Mixing up resin art in my home studio often turns into a chemistry class, more than anything. After testing mountains of color options, I used to ask whether it’s safe to use acrylic paint to color resin. The truth is, plenty of crafters try it, but the results can swing wildly.
Resin itself is finicky. Two parts come together, start to react, and a crystal-clear surface begins to set. Adding anything—a powder, a pigment, or especially paint—risks shifting the final look or even the strength. Acrylic paint is water-based. Resin is not. So straight away, you’re mixing materials that don’t love each other at a chemical level.
What you see in most home studios are tiny drops of acrylic paint blended quickly into freshly-mixed resin.

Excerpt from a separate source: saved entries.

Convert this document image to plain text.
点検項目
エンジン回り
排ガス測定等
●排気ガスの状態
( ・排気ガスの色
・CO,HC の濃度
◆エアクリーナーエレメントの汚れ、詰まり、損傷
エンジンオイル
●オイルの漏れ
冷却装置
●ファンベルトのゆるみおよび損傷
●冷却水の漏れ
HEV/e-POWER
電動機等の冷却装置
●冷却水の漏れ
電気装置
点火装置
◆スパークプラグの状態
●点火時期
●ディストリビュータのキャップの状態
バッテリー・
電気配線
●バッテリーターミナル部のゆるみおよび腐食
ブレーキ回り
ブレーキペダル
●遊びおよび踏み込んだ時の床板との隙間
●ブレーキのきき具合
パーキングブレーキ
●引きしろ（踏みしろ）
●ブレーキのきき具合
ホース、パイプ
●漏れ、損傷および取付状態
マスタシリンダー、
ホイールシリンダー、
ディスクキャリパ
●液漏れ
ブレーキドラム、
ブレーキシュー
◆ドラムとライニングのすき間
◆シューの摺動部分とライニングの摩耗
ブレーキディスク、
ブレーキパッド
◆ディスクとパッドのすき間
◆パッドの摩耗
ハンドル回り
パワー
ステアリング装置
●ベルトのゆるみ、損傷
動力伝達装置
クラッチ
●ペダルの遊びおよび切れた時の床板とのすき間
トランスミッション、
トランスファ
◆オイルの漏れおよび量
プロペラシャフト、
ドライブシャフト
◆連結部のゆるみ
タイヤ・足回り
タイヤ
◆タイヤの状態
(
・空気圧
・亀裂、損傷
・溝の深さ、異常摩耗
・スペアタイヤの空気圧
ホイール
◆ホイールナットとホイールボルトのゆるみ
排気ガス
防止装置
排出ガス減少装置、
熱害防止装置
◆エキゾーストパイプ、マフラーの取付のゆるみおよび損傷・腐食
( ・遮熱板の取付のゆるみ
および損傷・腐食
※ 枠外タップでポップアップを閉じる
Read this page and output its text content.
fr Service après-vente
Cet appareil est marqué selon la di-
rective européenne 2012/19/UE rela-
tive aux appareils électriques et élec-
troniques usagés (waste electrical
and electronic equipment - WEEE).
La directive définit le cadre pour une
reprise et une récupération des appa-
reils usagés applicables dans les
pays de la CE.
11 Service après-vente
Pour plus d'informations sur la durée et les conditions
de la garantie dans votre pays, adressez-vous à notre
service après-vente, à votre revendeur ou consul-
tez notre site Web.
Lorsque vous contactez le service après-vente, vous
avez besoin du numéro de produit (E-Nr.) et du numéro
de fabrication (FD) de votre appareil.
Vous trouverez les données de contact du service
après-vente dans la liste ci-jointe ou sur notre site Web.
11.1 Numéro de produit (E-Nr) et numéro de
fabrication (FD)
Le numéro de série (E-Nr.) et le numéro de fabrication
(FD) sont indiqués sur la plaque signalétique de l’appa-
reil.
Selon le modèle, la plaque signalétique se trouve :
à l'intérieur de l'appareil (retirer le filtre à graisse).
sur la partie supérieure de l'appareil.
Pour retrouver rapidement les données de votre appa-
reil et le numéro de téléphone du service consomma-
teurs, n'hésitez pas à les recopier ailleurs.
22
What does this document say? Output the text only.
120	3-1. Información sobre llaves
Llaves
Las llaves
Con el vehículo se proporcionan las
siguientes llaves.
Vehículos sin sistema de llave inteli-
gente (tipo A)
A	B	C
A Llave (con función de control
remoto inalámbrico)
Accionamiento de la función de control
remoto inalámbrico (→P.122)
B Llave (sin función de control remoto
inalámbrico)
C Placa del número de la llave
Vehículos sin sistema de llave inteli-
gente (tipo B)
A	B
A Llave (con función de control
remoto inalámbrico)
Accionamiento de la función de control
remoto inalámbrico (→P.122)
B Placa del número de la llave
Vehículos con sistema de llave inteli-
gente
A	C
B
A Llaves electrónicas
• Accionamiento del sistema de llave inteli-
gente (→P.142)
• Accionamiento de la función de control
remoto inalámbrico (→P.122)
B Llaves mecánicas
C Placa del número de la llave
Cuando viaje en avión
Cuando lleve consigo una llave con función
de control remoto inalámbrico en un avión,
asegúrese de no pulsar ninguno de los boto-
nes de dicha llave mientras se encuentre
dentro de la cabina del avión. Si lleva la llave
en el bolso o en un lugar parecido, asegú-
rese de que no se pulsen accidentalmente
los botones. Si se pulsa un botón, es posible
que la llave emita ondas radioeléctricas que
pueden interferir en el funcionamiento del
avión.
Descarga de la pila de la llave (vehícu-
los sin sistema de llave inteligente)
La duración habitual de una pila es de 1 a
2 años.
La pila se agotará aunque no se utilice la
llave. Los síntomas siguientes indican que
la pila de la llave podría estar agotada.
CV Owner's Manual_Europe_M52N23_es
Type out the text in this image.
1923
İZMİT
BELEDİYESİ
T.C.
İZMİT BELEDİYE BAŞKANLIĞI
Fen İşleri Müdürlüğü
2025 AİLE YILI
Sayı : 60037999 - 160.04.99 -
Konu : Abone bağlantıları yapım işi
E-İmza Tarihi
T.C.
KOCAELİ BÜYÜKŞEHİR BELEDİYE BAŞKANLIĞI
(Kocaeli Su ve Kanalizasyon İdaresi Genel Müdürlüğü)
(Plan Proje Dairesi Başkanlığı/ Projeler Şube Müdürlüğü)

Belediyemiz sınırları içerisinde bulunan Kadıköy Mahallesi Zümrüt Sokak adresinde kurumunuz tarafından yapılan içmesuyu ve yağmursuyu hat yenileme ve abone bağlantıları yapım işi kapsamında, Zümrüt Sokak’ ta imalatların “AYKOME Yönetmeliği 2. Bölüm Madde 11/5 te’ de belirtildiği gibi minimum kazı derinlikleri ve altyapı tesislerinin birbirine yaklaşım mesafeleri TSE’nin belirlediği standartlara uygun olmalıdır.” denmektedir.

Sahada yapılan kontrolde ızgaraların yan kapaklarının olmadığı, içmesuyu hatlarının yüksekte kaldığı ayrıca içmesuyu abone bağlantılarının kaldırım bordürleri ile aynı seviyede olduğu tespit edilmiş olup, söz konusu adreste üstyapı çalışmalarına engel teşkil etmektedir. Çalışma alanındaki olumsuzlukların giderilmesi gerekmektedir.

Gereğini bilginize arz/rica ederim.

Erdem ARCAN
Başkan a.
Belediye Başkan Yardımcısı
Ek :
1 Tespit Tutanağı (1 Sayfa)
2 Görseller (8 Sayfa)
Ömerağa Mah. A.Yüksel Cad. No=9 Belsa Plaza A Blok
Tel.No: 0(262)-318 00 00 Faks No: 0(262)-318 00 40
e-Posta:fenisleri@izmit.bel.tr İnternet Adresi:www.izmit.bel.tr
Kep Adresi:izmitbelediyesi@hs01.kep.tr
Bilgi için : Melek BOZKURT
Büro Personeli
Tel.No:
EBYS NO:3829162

A small amount usually won’t throw off the hardening process completely, especially for surface art or jewelry. Many of the glimmering river tables you scroll past online probably use a cocktail of alcohol inks, dedicated epoxy pigments, and yes, sometimes acrylics.
The problems start with how much acrylic paint gets added. I’ve seen projects where a heavy hand with paint means sticky pours that never cure, leave milky streaks, or have a rough surface. That’s wasted time and wasted resin—expensive stuff. My own early mistakes involved bold shades of neon acrylic, which made my coasters soft and cloudy. They never fully set, even after days.
There’s another catch: water trapped inside the acrylic paint can cause odd streaks, sudden pockets, bubbles, or yellowing as the resin tries to expel that moisture. The reaction between the water and uncured resin sometimes leaves adhesives weak, and artwork peels or breaks apart far sooner than it should.
Acrylic paint is cheap, everywhere, and offers every color you can dream up. A new resin hobbyist might not want to invest in epoxy pigment powders or special dyes right away. With the popularity of TikTok resin tutorials and DIY YouTube content, people see fast, colorful results using acrylic—and many get lucky on small projects.
Just because something turns out right once doesn’t mean it’s reliable for every piece. I see questions fly on forums and maker groups daily, folks asking what went wrong with foamy or soft surfaces. Inevitably, overuse of acrylic paint comes up as a common mistake.
Professional resin artists and product engineers recommend pigment pastes, resin-safe dyes, or mica powders for a reason. These products blend effortlessly, don’t disrupt curing, and keep finished art strong and shiny. Some resin formulas are more forgiving than others, but there are no shortcuts when you want pieces to last.
New enthusiasts who experiment with acrylic paint should use a light touch—a couple of drops in a small batch, thoroughly mixed—and run lots of tests before committing to a big pour. Art teachers and workshop hosts who guide beginners should point everyone toward materials that reinforce safety and durability, not just quick fixes.
Better education on what happens inside that mixing cup—how much chemistry actually matters—helps prevent frustration and creates art built to last. The more we all share our failed experiments alongside our wins, the easier it is to find the balance between accessibility, color, and craftsmanship in resin work.